A Associação de Bolseiros de Investigação Científica (ABIC) assiste uma vez mais com perplexidade a (mais um) exemplo do uso abusivo do regime de bolsas de investigação para fazer face a necessidades permanentes das instituições. Recentemente foi publicado um edital de um concurso de bolsa para a Universidade de Coimbra (UC) inserido no Projeto de “Recuperação de Créditos de propinas e taxas devidos à Universidade de Coimbra – Promover a aquisição de competências, através de processo de estágio e formação hands-on, no domínio da gestão e administração do procedimento de cobrança coerciva de dívida de propinas e taxas”.
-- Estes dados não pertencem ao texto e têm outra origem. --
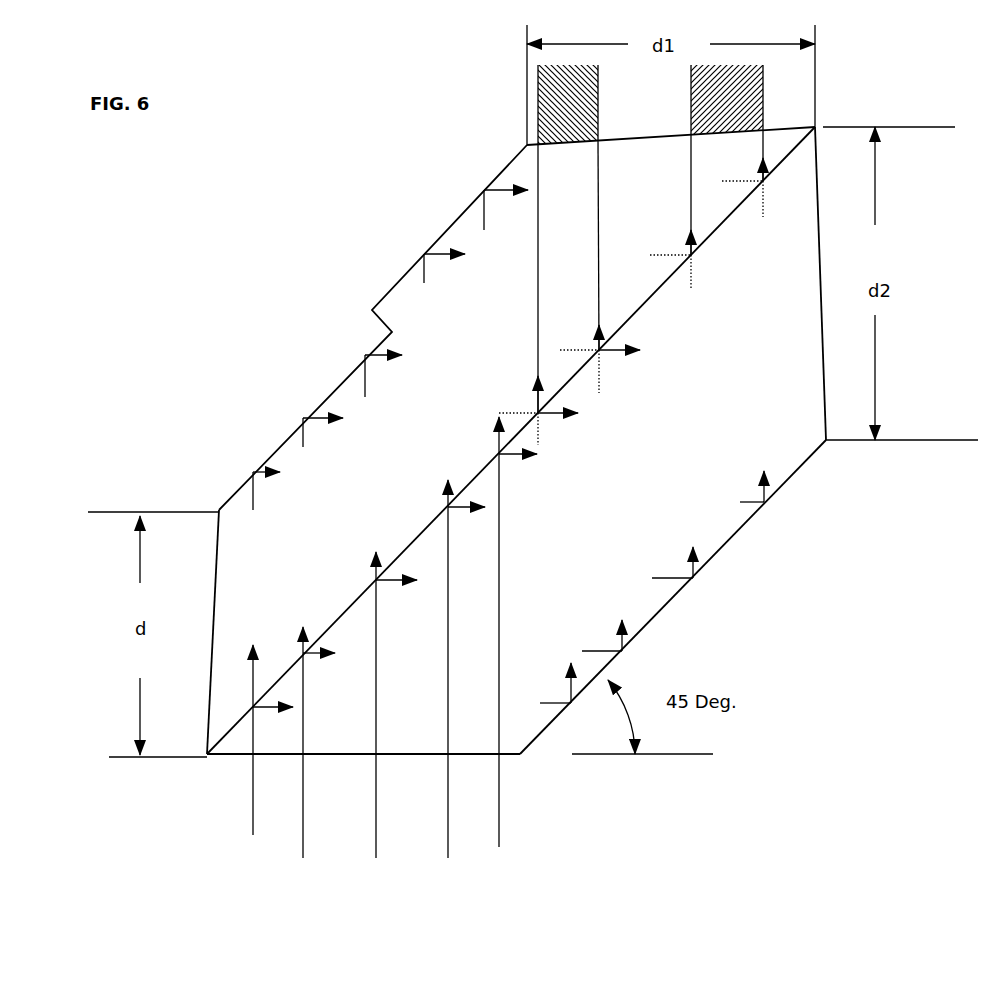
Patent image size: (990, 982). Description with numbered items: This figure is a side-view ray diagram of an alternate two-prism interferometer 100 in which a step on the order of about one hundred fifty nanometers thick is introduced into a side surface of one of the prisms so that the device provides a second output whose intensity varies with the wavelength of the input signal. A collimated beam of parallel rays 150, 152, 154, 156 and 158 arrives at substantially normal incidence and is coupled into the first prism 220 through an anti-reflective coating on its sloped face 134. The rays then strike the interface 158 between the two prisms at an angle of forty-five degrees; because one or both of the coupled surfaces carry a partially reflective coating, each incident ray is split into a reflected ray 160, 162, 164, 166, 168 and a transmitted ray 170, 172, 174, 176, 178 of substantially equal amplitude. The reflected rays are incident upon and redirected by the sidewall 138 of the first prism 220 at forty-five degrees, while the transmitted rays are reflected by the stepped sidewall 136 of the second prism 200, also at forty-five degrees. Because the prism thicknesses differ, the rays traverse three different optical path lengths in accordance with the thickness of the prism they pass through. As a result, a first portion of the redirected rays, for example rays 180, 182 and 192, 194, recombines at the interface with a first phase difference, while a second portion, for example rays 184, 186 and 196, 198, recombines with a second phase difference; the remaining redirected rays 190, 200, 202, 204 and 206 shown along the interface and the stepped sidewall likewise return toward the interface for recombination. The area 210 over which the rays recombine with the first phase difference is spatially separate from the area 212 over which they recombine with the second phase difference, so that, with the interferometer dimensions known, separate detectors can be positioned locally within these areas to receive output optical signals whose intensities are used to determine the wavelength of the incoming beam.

The optical device 100 is at (343, 280).
The sloped face 134 is at (223, 755).
The sidewall of the second prism 136 is at (283, 427).
The sidewall of the first prism 138 is at (678, 600).
The incoming parallel ray 150 is at (253, 828).
The incoming parallel ray 152 is at (313, 828).
The incoming parallel ray 154 is at (376, 835).
The incoming parallel ray 156 is at (448, 833).
The incoming parallel ray / interface 158 is at (508, 832).
The reflected ray 160 is at (268, 707).
The reflected ray 162 is at (332, 658).
The reflected ray 164 is at (382, 587).
The reflected ray 166 is at (455, 515).
The reflected ray 168 is at (512, 460).
The transmitted ray 170 is at (252, 682).
The transmitted ray 172 is at (300, 627).
The transmitted ray 174 is at (372, 560).
The transmitted ray 176 is at (443, 487).
The transmitted ray 178 is at (495, 433).
The redirected ray 180 is at (565, 680).
The redirected ray 182 is at (612, 642).
The redirected ray 184 is at (683, 550).
The redirected ray 186 is at (760, 485).
The transmitted beam vector 190 is at (255, 470).
The redirected ray 192 is at (300, 415).
The redirected ray 194 is at (372, 353).
The redirected ray 196 is at (438, 257).
The redirected ray 198 is at (490, 183).
The second prism 200 is at (537, 398).
The output beam vector 202 is at (598, 345).
The output beam vector 204 is at (690, 238).
The output beam vector 206 is at (762, 177).
The recombination area 210 is at (538, 87).
The recombination area 212 is at (693, 92).
The first prism 220 is at (770, 433).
A UC junta-se assim a um conjunto de outras instituições que muito recentemente optaram por cobrir as suas necessidades permanentes através da contratação de trabalhadores por via de um regime de precariedade e de insegurança como é o regime de bolsas. Adicionalmente, a UC aplica um regime que foi inicialmente criado para apoiar o desenvolvimento de tarefas de investigação científica e de desenvolvimento tecnológico para a execução de tarefas de gestão e administração de cobranças coercivas. Depois deste e de outros precedentes semelhantes, fica mais que evidente que as instituições de investigação públicas ou privadas perderam todo e qualquer escrúpulo e utilizam o regime de bolsas para qualquer função que seja necessária independentemente de qualquer lei ou até da própria Constituição Portuguesa.
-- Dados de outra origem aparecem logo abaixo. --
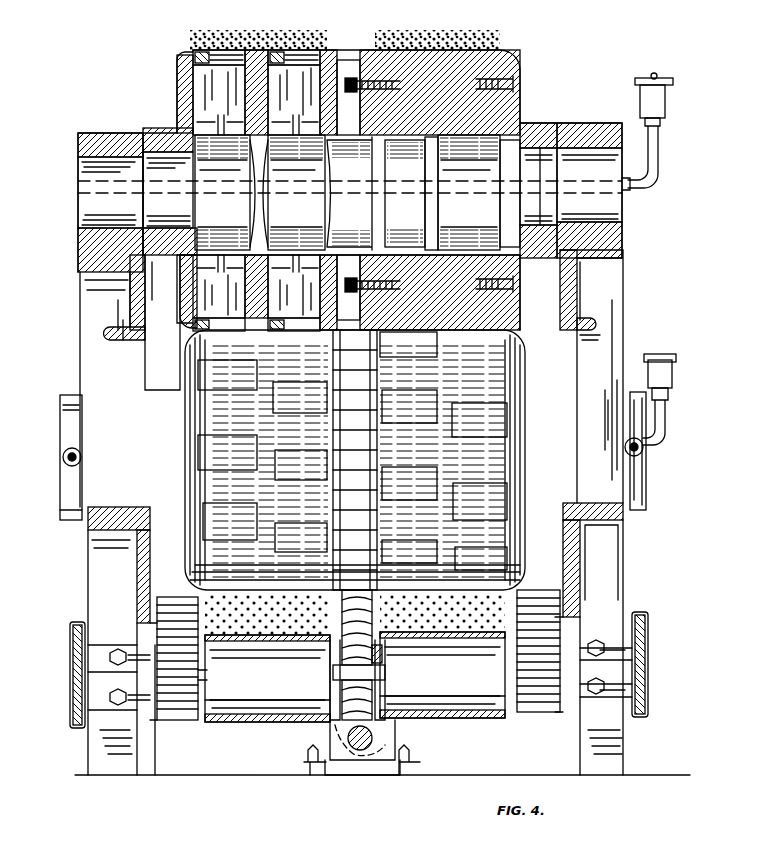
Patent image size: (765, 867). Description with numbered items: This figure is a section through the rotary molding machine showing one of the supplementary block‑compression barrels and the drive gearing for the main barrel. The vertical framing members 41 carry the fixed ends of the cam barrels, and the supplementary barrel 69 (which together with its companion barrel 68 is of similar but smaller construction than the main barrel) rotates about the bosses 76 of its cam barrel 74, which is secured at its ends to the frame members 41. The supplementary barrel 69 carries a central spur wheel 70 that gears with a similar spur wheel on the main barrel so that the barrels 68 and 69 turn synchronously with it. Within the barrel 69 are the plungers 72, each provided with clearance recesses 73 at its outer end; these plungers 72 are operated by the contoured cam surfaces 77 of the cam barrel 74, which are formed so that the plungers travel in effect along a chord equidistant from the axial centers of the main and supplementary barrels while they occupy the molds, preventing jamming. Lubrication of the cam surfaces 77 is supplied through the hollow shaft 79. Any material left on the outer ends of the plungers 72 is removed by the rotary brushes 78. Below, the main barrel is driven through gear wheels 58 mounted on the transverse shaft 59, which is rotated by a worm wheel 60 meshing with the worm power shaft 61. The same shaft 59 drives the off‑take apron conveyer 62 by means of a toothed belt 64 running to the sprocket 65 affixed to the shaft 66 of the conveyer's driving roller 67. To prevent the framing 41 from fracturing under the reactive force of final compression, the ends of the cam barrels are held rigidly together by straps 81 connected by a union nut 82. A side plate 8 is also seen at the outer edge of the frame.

The side plate 8 is at (66, 403).
The vertical framing members 41 is at (351, 512).
The gear wheels 58 is at (178, 600).
The transverse shaft 59 is at (328, 660).
The worm wheel 60 is at (383, 656).
The worm power shaft 61 is at (347, 738).
The off-take apron conveyer 62 is at (244, 708).
The toothed belt 64 is at (85, 636).
The sprocket 65 is at (70, 657).
The shaft 66 is at (207, 675).
The driving roller 67 is at (355, 677).
The supplementary barrel 68 is at (368, 113).
The supplementary barrel 69 is at (355, 460).
The central spur wheel 70 is at (355, 370).
The plungers 72 is at (285, 468).
The clearance recesses 73 is at (506, 34).
The cam barrel 74 is at (349, 193).
The bosses 76 is at (350, 188).
The cam surfaces 77 is at (402, 225).
The rotary brushes 78 is at (275, 45).
The hollow shaft 79 is at (516, 186).
The straps 81 is at (641, 475).
The union nut 82 is at (82, 460).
Assim, e num momento em que se discute o futuro do País, torna-se claro que os trabalhadores portugueses necessitam de leis que os protejam contra as artimanhas que as entidades patronais, com o consentimento do Governo, usam para continuar a utilizar mão de obra (se possível cada vez mais qualificada) com cada vez menos direitos, cada vez mais precária e a custos inferiores. É premente que os partidos políticos se pronunciem sobre o recente caso de contratação de bolseiros na UC e indiquem se concordam com a proposta da ABIC de revogação do Estatuto do Bolseiro e a substituição deste regime por contratos de trabalho de modo a acabar com o atual sistema de precarização do trabalho no sistema nacional de C&T. Por cada bolsa aberta há um posto de trabalho que não é criado ou que se elimina. Os bolseiros, os investigadores, os trabalhadores científicos e quem vive do trabalho em Portugal tem direito a uma vida digna e com direitos.